Over time I’ve wondered about my relationship with tradition and legacy. Witnessing the Māori people’s embrace of their heritage made wonder about my own cultural legacy. The Māori have managed to keep their language and customs alive despite the pressures of globalisation and historical oppression. Their traditions aren’t relics; they’re living, breathing parts of their identity. Many Irish traditions have travelled through a glass darkly. St. Patrick’s Day, once a religious feast day, is a global festival of green beer and leprechauns. The Irish language, despite revival efforts, struggles to find a place in Ireland. It’s taught in schools but seldom heard on the streets, a ghost of what it could be. And at the same time remnants of older traditions persist.

So how do we look forward, reforging our identity while respecting legacy. Some of the answer comes from an amazing farsighted piece on digital colonialism that Joan Mulvihill wrote 11 years ago. Two points from it include the impacts of colonialism and of technology.

“Colonialism was motivated by a need for control of trade routes and economic gain. The colonising powers arrived bearing gifts of modernity and development for the poor natives and when the natives didn’t buy into it, they took what they wanted anyway and left the indigenous populations disenfranchised and isolated, living in cordoned off reservations without a voice much less a vote.”

“Technology has the ability to disrupt the very essence of how we define ourselves as people, our identity and sense of ‘place’ in the world”

These points seem even more important now than they were a decade ago. The legacy and promise of technology has gotten wrapped up in and warped by Digital colonialism. And we need to ask what legacy are we leaving behind? In our rush towards forward, have we discarded parts of ourselves that are worth preserving? Tradition doesn’t have to be a chain that binds us to the past; it can be a foundation upon which we build the future.

Perhaps legacy is about balance. It’s about honoring where we come from while not being chained by it. It’s about taking the strengths of our traditions and adapting them to the present day and building new traditions and rituals. The Māori politician in New Zealand wasn’t just performing the Haka; she was invoking the spirit of her ancestors to address a contemporary issue. She connected the past and the present in a way that was both profound and effective.

In an key note of optimism in Joan’s piece she wrote “I would like to find a way that works for everyone – that delivers the immeasurable benefits without fear of the costs so that we can continue to innovate for the good – because I do believe that it is for good.” And

“A determination for co-creation based on trust between all stakeholders will allow us to innovate in such a way that great ideas will actually become great innovations.”

I think these are truly vital ideas now more than ever. Legacy isn’t just what we inherit; it’s what we choose to carry forward. It’s the stories we tell, the languages we speak, and the customs we practice. And it also needs to include a reckoning with the past. Theres a lot of post-colonial legacy to deal with. And now more than ever we need to innovations to create and to establish new traditions. For new things to emerge we have to let go of some things from the past and give space for creation. By acknowledging and embracing our legacy, we can enrich our lives and contribute to a more diverse and vibrant society.
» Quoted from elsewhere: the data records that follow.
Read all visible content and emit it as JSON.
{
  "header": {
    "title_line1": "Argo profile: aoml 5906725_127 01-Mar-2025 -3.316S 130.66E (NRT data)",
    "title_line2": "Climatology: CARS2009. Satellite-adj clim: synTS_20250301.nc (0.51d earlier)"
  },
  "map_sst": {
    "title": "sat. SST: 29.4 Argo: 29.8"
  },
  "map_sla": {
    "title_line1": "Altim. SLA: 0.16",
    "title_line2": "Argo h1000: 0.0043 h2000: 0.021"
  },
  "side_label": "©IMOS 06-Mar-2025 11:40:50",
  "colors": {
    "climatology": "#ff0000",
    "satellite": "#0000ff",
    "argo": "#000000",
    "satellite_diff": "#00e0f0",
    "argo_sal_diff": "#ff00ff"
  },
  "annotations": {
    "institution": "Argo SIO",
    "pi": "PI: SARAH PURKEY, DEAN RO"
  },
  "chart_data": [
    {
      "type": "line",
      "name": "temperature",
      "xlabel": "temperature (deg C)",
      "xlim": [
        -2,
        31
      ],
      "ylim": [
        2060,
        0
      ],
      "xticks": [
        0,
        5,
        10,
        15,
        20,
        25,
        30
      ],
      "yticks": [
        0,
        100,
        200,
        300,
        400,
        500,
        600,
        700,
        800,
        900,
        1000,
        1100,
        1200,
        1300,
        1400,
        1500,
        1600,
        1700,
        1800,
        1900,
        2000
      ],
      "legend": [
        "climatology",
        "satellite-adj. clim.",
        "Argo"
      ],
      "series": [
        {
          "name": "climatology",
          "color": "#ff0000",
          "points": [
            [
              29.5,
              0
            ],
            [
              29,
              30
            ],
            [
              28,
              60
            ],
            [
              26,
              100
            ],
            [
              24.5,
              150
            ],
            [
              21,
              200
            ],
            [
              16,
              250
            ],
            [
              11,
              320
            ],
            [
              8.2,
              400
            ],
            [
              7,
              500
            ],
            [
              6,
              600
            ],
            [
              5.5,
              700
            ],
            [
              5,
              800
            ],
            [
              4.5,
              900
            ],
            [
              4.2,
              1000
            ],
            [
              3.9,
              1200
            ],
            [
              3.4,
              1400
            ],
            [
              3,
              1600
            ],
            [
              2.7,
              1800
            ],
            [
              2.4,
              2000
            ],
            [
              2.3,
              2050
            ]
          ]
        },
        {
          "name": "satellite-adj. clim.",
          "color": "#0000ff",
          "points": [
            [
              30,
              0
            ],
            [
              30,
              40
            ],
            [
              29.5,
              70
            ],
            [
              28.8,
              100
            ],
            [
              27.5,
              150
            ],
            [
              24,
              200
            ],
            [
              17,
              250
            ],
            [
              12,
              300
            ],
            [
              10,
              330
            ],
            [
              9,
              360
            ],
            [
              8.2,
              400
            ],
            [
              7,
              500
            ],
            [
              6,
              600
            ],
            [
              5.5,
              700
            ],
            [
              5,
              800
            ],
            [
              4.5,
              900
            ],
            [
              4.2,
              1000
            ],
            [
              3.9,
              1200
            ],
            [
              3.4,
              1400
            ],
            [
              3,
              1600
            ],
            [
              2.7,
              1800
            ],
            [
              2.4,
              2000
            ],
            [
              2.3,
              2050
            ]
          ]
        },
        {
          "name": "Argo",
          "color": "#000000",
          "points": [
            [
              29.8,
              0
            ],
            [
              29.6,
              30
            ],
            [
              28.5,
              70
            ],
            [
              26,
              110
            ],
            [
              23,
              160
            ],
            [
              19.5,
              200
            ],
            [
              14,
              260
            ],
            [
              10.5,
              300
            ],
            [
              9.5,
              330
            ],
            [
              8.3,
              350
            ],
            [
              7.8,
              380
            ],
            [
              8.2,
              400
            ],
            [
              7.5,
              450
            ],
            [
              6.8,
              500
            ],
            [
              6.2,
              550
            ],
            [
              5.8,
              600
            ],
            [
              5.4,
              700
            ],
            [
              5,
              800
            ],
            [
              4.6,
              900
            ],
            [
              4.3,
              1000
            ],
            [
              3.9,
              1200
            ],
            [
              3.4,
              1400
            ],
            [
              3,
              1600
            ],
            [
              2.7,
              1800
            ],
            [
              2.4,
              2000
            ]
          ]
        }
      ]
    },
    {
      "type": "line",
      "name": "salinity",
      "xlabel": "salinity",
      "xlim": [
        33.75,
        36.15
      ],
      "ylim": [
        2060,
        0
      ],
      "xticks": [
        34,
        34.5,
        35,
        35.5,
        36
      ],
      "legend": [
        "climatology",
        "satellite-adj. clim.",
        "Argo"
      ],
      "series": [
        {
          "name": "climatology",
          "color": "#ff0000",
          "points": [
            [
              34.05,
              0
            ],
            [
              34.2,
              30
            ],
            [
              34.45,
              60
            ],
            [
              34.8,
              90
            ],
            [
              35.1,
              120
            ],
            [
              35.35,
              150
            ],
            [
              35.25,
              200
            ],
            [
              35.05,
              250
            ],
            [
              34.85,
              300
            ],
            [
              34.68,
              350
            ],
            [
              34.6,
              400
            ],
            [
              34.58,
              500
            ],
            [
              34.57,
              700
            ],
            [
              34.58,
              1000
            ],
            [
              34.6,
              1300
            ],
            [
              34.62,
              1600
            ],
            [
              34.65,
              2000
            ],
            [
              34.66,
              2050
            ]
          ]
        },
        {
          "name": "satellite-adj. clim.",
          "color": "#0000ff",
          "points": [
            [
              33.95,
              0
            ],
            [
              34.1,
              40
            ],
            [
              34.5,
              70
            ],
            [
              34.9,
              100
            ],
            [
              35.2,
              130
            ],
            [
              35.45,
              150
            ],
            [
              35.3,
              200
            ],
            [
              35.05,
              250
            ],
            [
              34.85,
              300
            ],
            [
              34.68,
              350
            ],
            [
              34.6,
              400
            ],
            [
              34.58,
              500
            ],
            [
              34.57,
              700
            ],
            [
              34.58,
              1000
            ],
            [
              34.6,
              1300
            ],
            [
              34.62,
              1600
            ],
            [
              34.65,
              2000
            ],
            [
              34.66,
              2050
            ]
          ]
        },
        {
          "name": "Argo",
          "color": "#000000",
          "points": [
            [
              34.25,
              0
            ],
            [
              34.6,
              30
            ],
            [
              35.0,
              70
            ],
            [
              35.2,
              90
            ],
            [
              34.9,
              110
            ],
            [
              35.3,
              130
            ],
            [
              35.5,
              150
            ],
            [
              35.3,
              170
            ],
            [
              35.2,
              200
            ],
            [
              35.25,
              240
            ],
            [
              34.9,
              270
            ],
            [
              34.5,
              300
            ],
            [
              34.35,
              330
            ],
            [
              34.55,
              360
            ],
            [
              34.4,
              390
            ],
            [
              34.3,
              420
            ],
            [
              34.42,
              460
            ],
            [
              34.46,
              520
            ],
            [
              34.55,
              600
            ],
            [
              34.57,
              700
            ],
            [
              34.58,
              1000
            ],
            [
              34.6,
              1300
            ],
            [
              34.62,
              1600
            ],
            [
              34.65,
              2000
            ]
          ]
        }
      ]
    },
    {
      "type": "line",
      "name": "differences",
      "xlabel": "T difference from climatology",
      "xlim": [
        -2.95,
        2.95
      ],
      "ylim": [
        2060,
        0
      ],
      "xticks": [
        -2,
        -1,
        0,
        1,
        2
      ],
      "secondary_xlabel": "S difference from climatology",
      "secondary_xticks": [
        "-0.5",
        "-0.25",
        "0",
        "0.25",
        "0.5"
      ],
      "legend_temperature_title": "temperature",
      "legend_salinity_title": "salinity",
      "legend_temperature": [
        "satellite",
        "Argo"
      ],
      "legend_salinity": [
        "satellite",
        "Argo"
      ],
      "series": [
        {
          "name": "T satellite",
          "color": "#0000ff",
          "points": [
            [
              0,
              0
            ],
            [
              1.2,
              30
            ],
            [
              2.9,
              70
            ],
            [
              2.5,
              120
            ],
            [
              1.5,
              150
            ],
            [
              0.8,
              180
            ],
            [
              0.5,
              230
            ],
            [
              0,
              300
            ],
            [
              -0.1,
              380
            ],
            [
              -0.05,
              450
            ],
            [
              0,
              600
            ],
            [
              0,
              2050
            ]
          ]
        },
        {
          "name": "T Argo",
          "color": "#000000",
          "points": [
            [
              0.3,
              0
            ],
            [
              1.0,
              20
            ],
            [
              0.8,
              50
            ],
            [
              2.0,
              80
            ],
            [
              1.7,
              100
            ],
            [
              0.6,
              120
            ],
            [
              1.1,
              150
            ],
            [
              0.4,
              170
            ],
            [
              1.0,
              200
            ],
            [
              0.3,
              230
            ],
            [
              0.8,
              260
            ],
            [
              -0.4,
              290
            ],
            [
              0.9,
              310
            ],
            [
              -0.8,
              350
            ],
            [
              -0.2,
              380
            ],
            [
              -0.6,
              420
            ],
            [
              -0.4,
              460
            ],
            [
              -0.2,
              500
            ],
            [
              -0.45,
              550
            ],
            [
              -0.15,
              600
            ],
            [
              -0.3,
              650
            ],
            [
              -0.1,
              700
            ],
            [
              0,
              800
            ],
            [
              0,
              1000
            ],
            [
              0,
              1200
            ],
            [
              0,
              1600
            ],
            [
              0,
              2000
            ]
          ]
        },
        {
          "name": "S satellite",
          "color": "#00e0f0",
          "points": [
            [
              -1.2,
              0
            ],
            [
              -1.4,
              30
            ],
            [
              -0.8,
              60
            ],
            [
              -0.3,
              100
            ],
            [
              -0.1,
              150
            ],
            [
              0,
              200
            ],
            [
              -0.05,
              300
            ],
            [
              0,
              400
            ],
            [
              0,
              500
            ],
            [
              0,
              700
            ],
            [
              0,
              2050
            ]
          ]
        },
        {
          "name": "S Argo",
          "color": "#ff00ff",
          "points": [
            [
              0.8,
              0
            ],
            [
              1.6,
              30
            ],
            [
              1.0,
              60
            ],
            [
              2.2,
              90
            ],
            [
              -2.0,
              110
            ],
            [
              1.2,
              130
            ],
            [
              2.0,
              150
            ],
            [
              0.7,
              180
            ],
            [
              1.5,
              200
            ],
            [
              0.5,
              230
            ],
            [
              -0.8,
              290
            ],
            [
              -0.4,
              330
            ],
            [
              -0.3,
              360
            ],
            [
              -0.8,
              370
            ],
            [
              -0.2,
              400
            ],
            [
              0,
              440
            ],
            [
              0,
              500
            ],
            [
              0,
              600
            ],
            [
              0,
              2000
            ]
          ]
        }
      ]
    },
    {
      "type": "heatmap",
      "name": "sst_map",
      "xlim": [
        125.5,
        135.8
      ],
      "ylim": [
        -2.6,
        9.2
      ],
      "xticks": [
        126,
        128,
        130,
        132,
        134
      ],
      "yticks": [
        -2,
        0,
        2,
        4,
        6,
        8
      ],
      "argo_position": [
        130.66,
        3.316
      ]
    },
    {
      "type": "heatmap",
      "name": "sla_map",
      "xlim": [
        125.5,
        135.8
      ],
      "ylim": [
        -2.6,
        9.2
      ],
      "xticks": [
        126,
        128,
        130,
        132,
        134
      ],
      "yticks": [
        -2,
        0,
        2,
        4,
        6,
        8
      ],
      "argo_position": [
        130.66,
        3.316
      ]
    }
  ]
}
This is part of why I come back to Cong. Everyone who comes here brings some part of themselves and leaves enriched by those they meet here. Eoin Kennedy has built an important special Legacy in the traditional trip to CongRegation in November.

In the end, perhaps tradition isn’t just peer pressure from dead people. Maybe it’s a conversation—a dialogue between the past and the present, informing our journey into the future. And maybe, just maybe, by embracing both our heritage and our aspirations, we can create a legacy worth leaving behind.